In all the chaos of the coming Passover, the rather recent raising of Lazarus, the excitement of having good friends come together for a meal, the static within the conversation that included Judas, Jesus was setting about to create not just a silk purse out of a sow’s ear, but over time, he would reveal the scandalous mistakes of some intentions and turn them into glory - for God, for us, for all time. Before returning to his eternal home, Jesus turn the jeers and tears into hope and victory. But that’s not really new news.
This passage is also a story to encourage us not to save the good dishes only for special events, to hoard the blessings that have been bestowed on us, and to listen to that still small voice in each of us, to bless each other when the Spirit moves us, because who knows what we will all be facing tomorrow or six days down the road.
The man whispered, ”God, speak to me”. And a meadowlark sang. But the man did not hear. So the man yelled, ”God speak to me!” And the thunder rolled across the sky, But the man did not listen.
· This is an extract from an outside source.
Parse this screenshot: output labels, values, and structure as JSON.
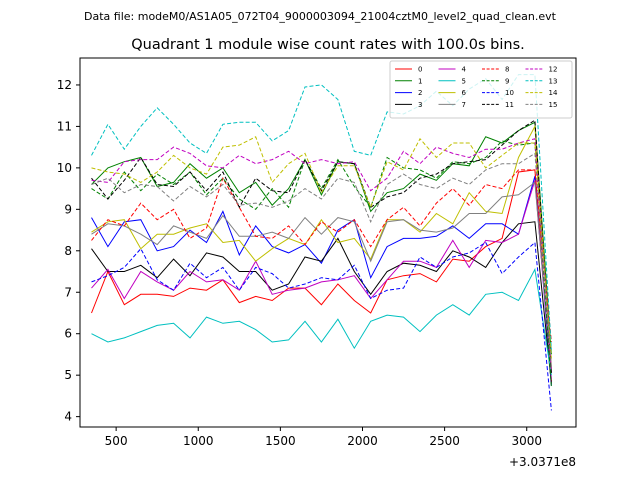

The man looked around and said, ”God let me see you”. And a star shone brightly, But the man did not notice. And the man shouted, ”God show me a miracle”, And a life was born. But the man did not know. So, the man cried out in despair, ”Touch me God and let me know that you are here!” Whereupon God reached down and touched the man. But the man brushed the butterfly away and walked on.
Who knows if Judas could have seen the blessing that the burial nard represented, regardless of his history, had he looked a little deeper into what Mary did for Jesus. And to be fair to Judas, who of us would have been oblivious to Mary as a woman of sorrows, acquainted with grief?
I’m not suggesting that anyone go into hock in extravagant blessing. Although, if anyone is thinking about asking me to join them in the option of renting a yacht with full crew for seven days to make seven Caribbean ports of call, I might be available. Apparently, a family of four for this jaunt could have the whole thing for a cool $1.06 million. But just know that the onboard masseuse is extra.
We can’t escape death, and we can’t escape the poor. But we can all come closer to the glory of God - in our blessings and even our scandalous mistaken intentions when we take the moments to notice all that with which God blesses us. So let us pray.
Gracious God of Blessing, thank you for your son, and certainly for his sacrifice of love. Thank you, too, for all the stories and accounts - in the Bible - and out - that show us how to live into your glory. Forgive us when we say or fail to say the things that can bring blessing to those who so need it. Help us to be prudent in our conversations and understanding of our actions, that we represent you to the best of our abilities. For all the blessings and love and joy and grace, all your people say, Amen.
Just the messenger. And the collector and arranger of that which has been received. References available upon request.